I'm looking for a way to search for the most conserved gene in two or more species. For example, if I input 'human' and 'pig', the output would be the top n most conserved gene between humans and pigs (either by nucleic acid or amino acid similarity).
Is there any tool that can do this? At the moment I'm reading UCSC's genome browser documentation to see if this could be done using it, but I'm not sure it could.
The biggest problem is that you have to have a clear definition of 'conserved genes' before proceeding.
First, you can align both proteins and dna sequences: so, you have two definition of conservation, whether two genes have similar protein sequence or similar dna sequence. Then, you can also define 'conservation' as having an high rate of synonymous changes compared to non.synonymous ones, and you can include splicing, gene regulation, expression, etc....
One of the approaches you can use is to use a statistics called omega which is the ratio between dN and dS (rates of synonymous/non synonymous changes) between the sequences of two proteins. You can go to ensembl/biomart, get the omega value for all genes with their orthologues, and then just sort and get the most conserved values.
I guess for starters, I'll just be looking for the most similar protein sequences. So for example, I would want to know among all the orthologs between humans and zebrafish, which one has the most similar protein sequences.
I've never used biomart before, but thanks for giving me another tool to play with :).
note that you can also get % of identity from biomart. Go to biomart, select "Ensembl Genes->Homo sapiens Genes" as dataset, and then in 'Attributes' click on "homologues" and on a species. You can select the values from there. Note that you can't get the omega value directly, you have to calculate dN/dS.

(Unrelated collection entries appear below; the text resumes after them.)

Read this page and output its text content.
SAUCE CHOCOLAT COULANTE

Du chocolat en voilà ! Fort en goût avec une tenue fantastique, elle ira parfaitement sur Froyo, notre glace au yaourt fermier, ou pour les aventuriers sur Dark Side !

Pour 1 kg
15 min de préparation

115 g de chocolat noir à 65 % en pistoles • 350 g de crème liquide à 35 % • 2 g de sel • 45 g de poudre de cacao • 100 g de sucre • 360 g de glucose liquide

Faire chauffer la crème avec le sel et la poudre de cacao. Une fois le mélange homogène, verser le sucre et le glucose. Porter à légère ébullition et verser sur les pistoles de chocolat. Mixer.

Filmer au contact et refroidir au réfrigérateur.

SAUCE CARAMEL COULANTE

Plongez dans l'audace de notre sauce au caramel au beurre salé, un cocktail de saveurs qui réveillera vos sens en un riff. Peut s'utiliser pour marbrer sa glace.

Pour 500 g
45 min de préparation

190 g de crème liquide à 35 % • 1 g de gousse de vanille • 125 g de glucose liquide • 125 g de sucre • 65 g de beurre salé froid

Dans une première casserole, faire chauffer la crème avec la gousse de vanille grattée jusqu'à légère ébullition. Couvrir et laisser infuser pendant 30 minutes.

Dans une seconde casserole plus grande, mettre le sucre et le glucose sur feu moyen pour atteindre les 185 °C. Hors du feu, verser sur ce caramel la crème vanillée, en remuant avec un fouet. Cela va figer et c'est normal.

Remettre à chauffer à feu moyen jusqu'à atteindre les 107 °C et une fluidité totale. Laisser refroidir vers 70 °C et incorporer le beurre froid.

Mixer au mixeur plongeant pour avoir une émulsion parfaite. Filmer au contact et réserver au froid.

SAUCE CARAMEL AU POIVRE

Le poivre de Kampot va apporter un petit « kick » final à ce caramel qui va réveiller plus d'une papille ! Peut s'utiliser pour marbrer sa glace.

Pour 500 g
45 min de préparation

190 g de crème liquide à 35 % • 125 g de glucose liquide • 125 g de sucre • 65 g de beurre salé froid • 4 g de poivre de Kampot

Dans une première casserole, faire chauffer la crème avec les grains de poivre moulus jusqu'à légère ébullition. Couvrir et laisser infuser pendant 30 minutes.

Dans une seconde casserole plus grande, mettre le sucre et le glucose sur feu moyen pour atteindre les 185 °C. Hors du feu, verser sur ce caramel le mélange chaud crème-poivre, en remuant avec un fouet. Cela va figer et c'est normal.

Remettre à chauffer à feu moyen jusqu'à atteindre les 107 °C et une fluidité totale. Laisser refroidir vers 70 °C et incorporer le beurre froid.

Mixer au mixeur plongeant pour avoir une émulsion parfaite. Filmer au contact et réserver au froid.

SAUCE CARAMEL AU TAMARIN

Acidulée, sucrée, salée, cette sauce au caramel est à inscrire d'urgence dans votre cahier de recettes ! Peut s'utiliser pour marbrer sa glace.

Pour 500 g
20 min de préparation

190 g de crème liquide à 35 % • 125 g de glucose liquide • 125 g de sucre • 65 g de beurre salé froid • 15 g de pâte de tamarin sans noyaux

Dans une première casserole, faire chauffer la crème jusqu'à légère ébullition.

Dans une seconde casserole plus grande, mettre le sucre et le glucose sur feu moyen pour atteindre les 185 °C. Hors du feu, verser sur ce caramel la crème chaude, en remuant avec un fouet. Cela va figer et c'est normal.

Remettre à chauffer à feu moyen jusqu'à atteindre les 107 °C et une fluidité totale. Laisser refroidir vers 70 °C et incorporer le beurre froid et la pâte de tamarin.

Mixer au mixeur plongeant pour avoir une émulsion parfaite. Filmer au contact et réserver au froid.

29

I guess for starters, I'll just be looking for the most similar protein sequences. So for example, I would want to know among all the orthologs between humans and zebrafish, which one has the most similar protein sequences.
I've never used biomart before, but thanks for giving me another tool to play with :).
note that you can also get % of identity from biomart. Go to biomart, select "Ensembl Genes->Homo sapiens Genes" as dataset, and then in 'Attributes' click on "homologues" and on a species. You can select the values from there. Note that you can't get the omega value directly, you have to calculate dN/dS.
Thanks! I tried using filters -> 'orthologous x genes' only and it works, too.